In fact, the fund has been in a controlled liquidation all year. Net assets of the fund have shrunk by $800 million since January as withdrawal requests have soaked up the fund’s available liquidity.
The rate of withdrawal requests picked up significantly in the wake of the government guarantee on all bank deposits and triggered the fund’s liquidity clause as defined by the Corporations Act.
But that is not a reason for Prime Minister Kevin Rudd to come to the rescue of the managed funds industry. He should use this as an opportunity to remind investors that higher yielding investments outside of the banking system carry higher risks.
Less sophisticated retail investors who believed a mortgage fund was no different from a bank will now have a better understanding that higher returns carry higher risks. Financial planners may also come under closer scrutiny for the recommendations they made, because about two thirds of the funds in the Challenger fund came through wrap platforms.
Those platforms, such as the Westpac-owned BT and St George-owned Asgard platforms, have been behind the acceleration in withdrawal requests from the Challenger fund. Ironically, the bank wrap platforms may be conduits for increases in bank deposits.
Liquidity has been an issue in the unlisted funds sector for more than a year with various mortgage funds, property trusts and hybrid fixed interest funds imposing limits or freezes on withdrawals this year.
Challenger, for example, “temporarily” closed redemptions on its hybrid property funds in August.

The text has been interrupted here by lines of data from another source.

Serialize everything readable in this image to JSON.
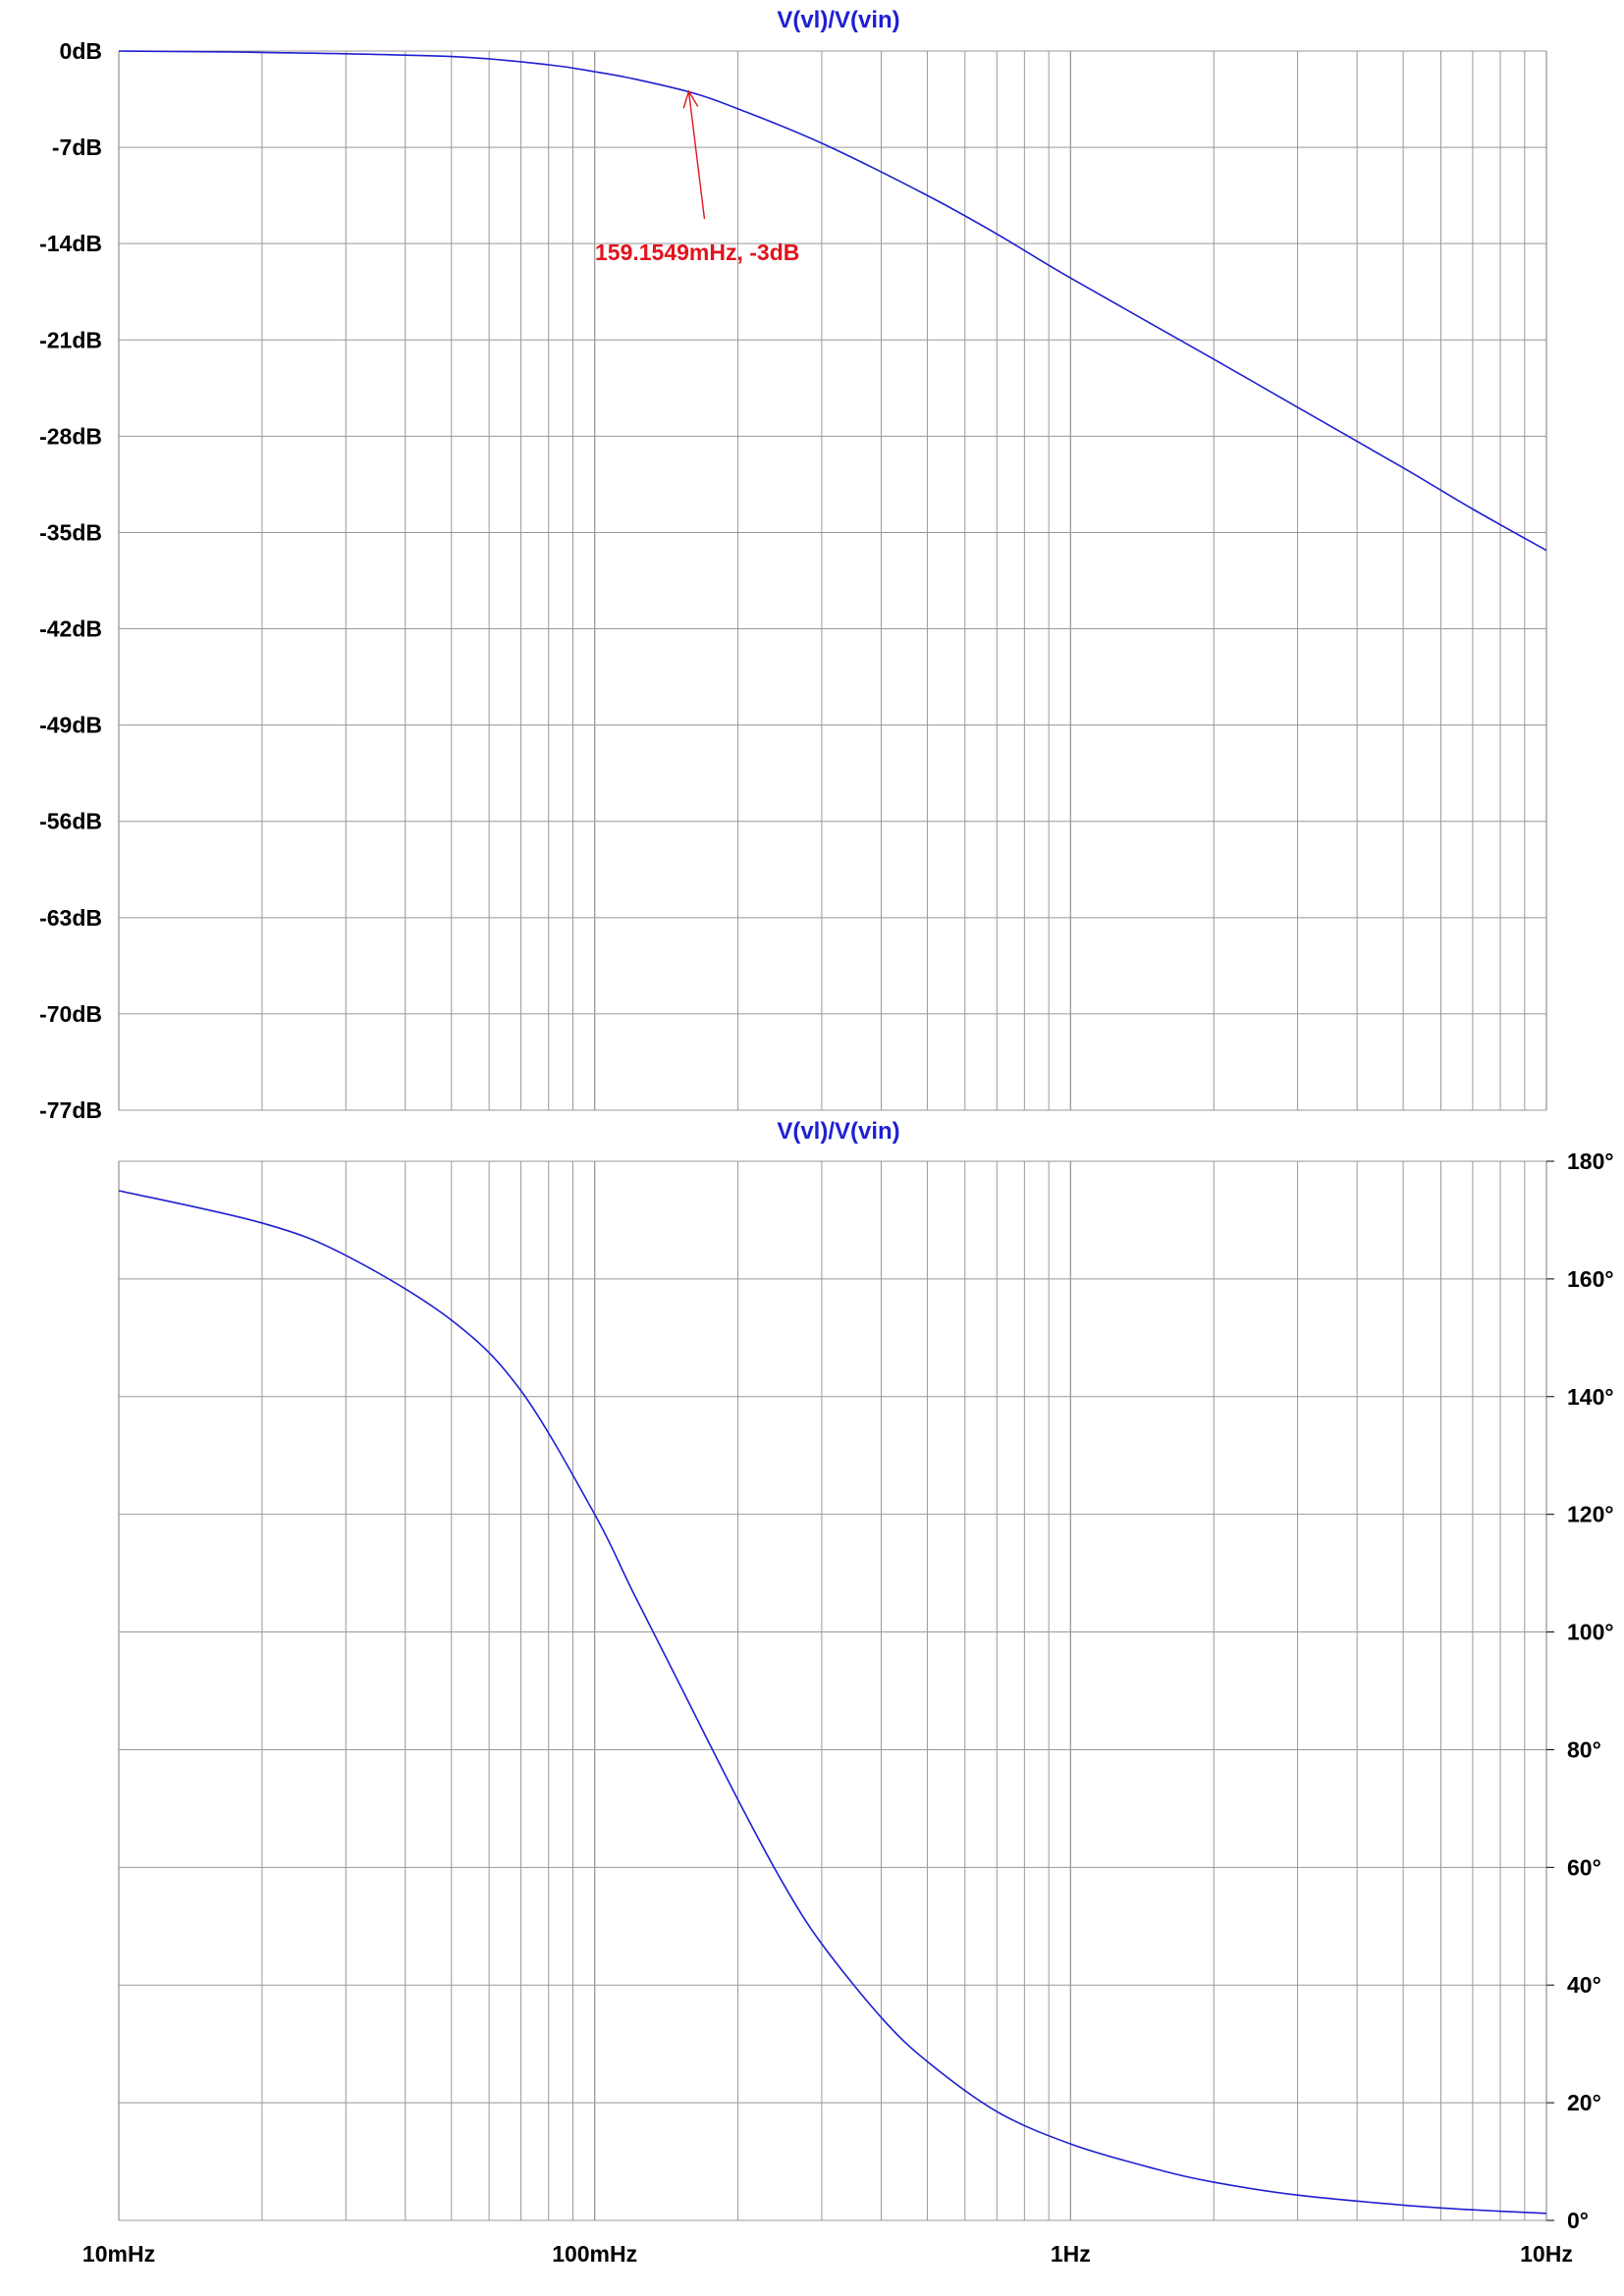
{
  "chart_data": [
    {
      "type": "line",
      "title": "V(vl)/V(vin)",
      "xscale": "log",
      "xlim": [
        0.01,
        10
      ],
      "ylim": [
        -77,
        0
      ],
      "y_ticks": [
        "0dB",
        "-7dB",
        "-14dB",
        "-21dB",
        "-28dB",
        "-35dB",
        "-42dB",
        "-49dB",
        "-56dB",
        "-63dB",
        "-70dB",
        "-77dB"
      ],
      "y_axis_side": "left",
      "grid": true,
      "series": [
        {
          "x": [
            0.01,
            0.02,
            0.05,
            0.08,
            0.1,
            0.12,
            0.159,
            0.2,
            0.3,
            0.5,
            0.7,
            1,
            2,
            3,
            5,
            7,
            10
          ],
          "y": [
            0,
            -0.1,
            -0.4,
            -1.0,
            -1.5,
            -2.0,
            -3.0,
            -4.2,
            -6.7,
            -10.5,
            -13.3,
            -16.5,
            -22.4,
            -25.9,
            -30.3,
            -33.3,
            -36.3
          ]
        }
      ],
      "annotations": [
        {
          "text": "159.1549mHz, -3dB",
          "x": 0.1591549,
          "y": -3
        }
      ]
    },
    {
      "type": "line",
      "title": "V(vl)/V(vin)",
      "xscale": "log",
      "xlim": [
        0.01,
        10
      ],
      "ylim": [
        0,
        180
      ],
      "x_ticks": [
        "10mHz",
        "100mHz",
        "1Hz",
        "10Hz"
      ],
      "y_ticks": [
        "180°",
        "160°",
        "140°",
        "120°",
        "100°",
        "80°",
        "60°",
        "40°",
        "20°",
        "0°"
      ],
      "y_axis_side": "right",
      "grid": true,
      "series": [
        {
          "x": [
            0.01,
            0.02,
            0.03,
            0.05,
            0.07,
            0.1,
            0.12,
            0.15,
            0.2,
            0.25,
            0.3,
            0.4,
            0.5,
            0.7,
            1,
            1.5,
            2,
            3,
            5,
            7,
            10
          ],
          "y": [
            175,
            169.5,
            164,
            153,
            141,
            120,
            107,
            91.5,
            71.5,
            57,
            47,
            34.5,
            27,
            18.5,
            13,
            8.8,
            6.5,
            4.3,
            2.6,
            1.8,
            1.2
          ]
        }
      ]
    }
  ],
  "colors": {
    "trace": "#1f1fd2",
    "title": "#1f1fd2",
    "annotation": "#e0141e",
    "grid": "#999999",
    "text": "#000000"
  }
}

And on October 16, Challenger amended withdrawals from its $1.8 billion Challenger High Yield Fund to only offer redemptions quarterly.
The Challenger Howard Mortgage Fund has the power to process withdrawals over a period of 60 days when at least 80 per cent of the fund’s assets are regarded as liquid. If the fund becomes illiquid investors can only withdraw if the fund makes an offer of withdrawal.
Those liquidity arrangements were formed in the crucible of the illiquidity crisis in unlisted property and mortgage funds in the 1990s.
If Rudd were to overturn those arrangements and in some way guarantee the liquidity of unlisted funds he would create a moral hazard and undermine the credibility of the entire financial system.
The government did not step in to rescue investors when Westpoint went bust and they should not do that now.
However, the sooner the government releases the terms of its deposit guarantee – particularly the price banks will be required to pay, which in turn will affect the returns they can offer depositors – the better it will be for all participants in the economy. Its release should be accompanied by reminders about the pecking order of risks in the financial sector.